Pédro a écrit :
Tout à fait cher CEN_EMB, à mesure que les fantassins s'organisent les armements qu'ils portent deviennent de plus en plus efficaces. La hallebarde devient vite emblématique dans les guerres entre les Suisses et la maison de Habsbourg où l'utilisation du terrain et de ces nouvelles armes permet l'écrasement d'une armée féodale bien équipée.
Par contre quand on est confronté à ce type d'armements, surtout pour les plus rustiques il est rare de trouver un seul nom pour les qualifier. La multitude des langues et des cultures au sein d'un même royaume rend la tâche compliquée et parfois on a même du mal à savoir de quoi parle précisément l'auteur. Il y a eu ainsi tout un débat historiographique sur la broigne, ou brogne... Pour savoir s'il s'agissait d'une cote de cuir clouté, couverte de plaques ou d'anneaux de fer, voire même d'une cote de mailles. Donc n'espérez pas une belles classification avec des noms bien standardisé, c'est bien plus bordélique que cela dans les faits.
La massue ou le gourdin, sous ses diverses formes (bois noueux comme celle d'Héraclès, cloutée…) reste, il me semble, l'arme la plus ignoble et vile dans la hiérarchie qui concerne particulièrement l'époque qui nous occupe. Notamment, dans les romans de chevalerie, l'on croise souvent un géant sauvage, proche de bêtes en divagation (tel Géryon et le troupeau qu'il garde), lui même armé d'une masse grossière. Dans
Ivain de Chrétien, par exemple, sous les traits d'un Maure hirsute. C'est le premier ennemi auquel se confronte le héros, marquant la transition entre l'univers de la Cour et le monde fantastique de l'aventure.
Cela même, alors que chez les celtes continentaux et insulaires, nombreux sont les mythes liés à une massue qui, alternativement, prend ou rend la vie à celui qui en est atteint (on retrouve cela dans le fond breton et certaines pratiques de cette région). Ici, elle est une arme rituelle, hautement symbolique. Puis, en même temps que le vilain, le Jacques ou le milicien bourgeois peut estourbir un noble d'un coup de cette arme du pauvre, elle est associée à la bassesse, à l'ignoble. Dans l'univers épique de la chevalerie, cette arme rejoint le groupe des personnages sauvages, à la frontière entre monde humain et fantastique.
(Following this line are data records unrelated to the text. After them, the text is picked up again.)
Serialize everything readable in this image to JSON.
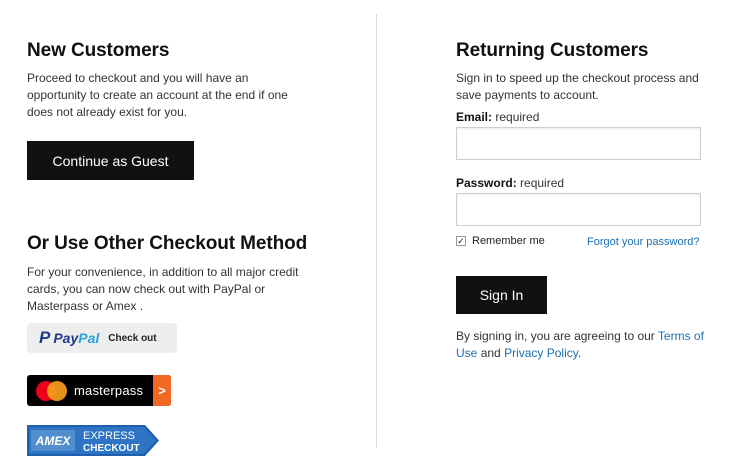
{
  "new_customers": {
    "title": "New Customers",
    "description": "Proceed to checkout and you will have an opportunity to create an account at the end if one does not already exist for you.",
    "guest_button": "Continue as Guest"
  },
  "other_methods": {
    "title": "Or Use Other Checkout Method",
    "description": "For your convenience, in addition to all major credit cards, you can now check out with PayPal or Masterpass or Amex .",
    "paypal": {
      "word_a": "Pay",
      "word_b": "Pal",
      "action": "Check out"
    },
    "masterpass": {
      "label": "masterpass",
      "arrow": ">"
    },
    "amex": {
      "brand": "AMEX",
      "line1": "EXPRESS",
      "line2": "CHECKOUT"
    }
  },
  "returning_customers": {
    "title": "Returning Customers",
    "description": "Sign in to speed up the checkout process and save payments to account.",
    "email": {
      "label": "Email:",
      "required": "required",
      "value": ""
    },
    "password": {
      "label": "Password:",
      "required": "required",
      "value": ""
    },
    "remember_me": {
      "label": "Remember me",
      "checked": true,
      "mark": "✓"
    },
    "forgot_link": "Forgot your password?",
    "sign_in_button": "Sign In",
    "terms": {
      "prefix": "By signing in, you are agreeing to our",
      "terms_link": "Terms of Use",
      "and": "and",
      "privacy_link": "Privacy Policy",
      "suffix": "."
    }
  },
  "colors": {
    "button_bg": "#111111",
    "link": "#1a6fb5",
    "paypal_dark": "#1f3a8a",
    "paypal_light": "#2aa4e0",
    "mastercard_red": "#eb001b",
    "mastercard_orange": "#f79e1b",
    "amex_blue": "#1f5fae"
  }
}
Personnages toujours bien présents dans le folklore des campagnes (histoire de géants, d'hommes "verts" ou, par exemple des figures comme Saint-Christophe, armé d'une massue, qui pourraient être de lointaines réminiscences d'Héraclès). Surtout, elle est clairement opposée à l'épée, arme noble par excellence. Odon de Bayeux participe à la mêlée d'Hastings, frappant d'un gourdin pour ne pas faire couler le sang. Ce fait est intéressant, puisque comme l'essentiel des ecclésiastiques promis à des postes importants, il est très apparenté à un lignage noble et ne dédaigne pas prouver sa valeur (chose commune à cette époque), mais il s'exclut tout de même de la chevalerie naissante en utilisant une arme qui n'est pas contendante. L'épée doit rester le privilège du bretteur d'élite, de celui qui embrasse intégralement la carrière des armes.
Je pensais aussi à une scène sanglante, chez Rabelais (Gargantua) : frère Jean défend bravement son monastère contre les gens de Picrochole qui veulent voler le raisin. il s'arme d'un bâton qui supportait un crucifix, proche d'une hampe de lance. L'arme est efficace - elle est en effet plaquées de fleurs de lys sur toute sa longueur (on a donc une sorte de canne plombée….). Sans pousser la carricature jusqu'à dire : la noblesse utile l'épée, à l'exclusion des deux autres corps mystique de la société médiévale, on peut remarquer une certaine récurrence de ce motif.
Finalement, l'usage de cet arme dans les tranchée confirme bien le peu d'estime qu'on lui confère. On a l'impression d'une régression à un stade bestial, où n'existe plus aucune notion d'honneur, ni de règles… Ajouter à cela qu'on l'associe encore souvent le gourdin à l'homme des cavernes (de même pour le casse-tête indien), et l'on comprend que la massue n'ai pas vraiment reçue de dénominations spécifiques en fonction des types (sauf, effectivement, des régionalismes).
Juste en passant, pour ceux qui seraient intéressés, je suis tombé sur ce site (on ne peut plus sérieux) le CRCB (Centre de Recherche sur la Canne et le bâton). Vous trouverez a peu près tout sur l'usage des cannes / bâtons / masses / massues, en tant qu'armes, mais aussi dans tous les autres domaines.
Il y a beaucoup d'informations d'ordre anecdotiques, néanmoins, ce site de micro-histoire est tout de même très intéressant et complet. jetez-y un coup d'œil, les articles ne sont pas très longs.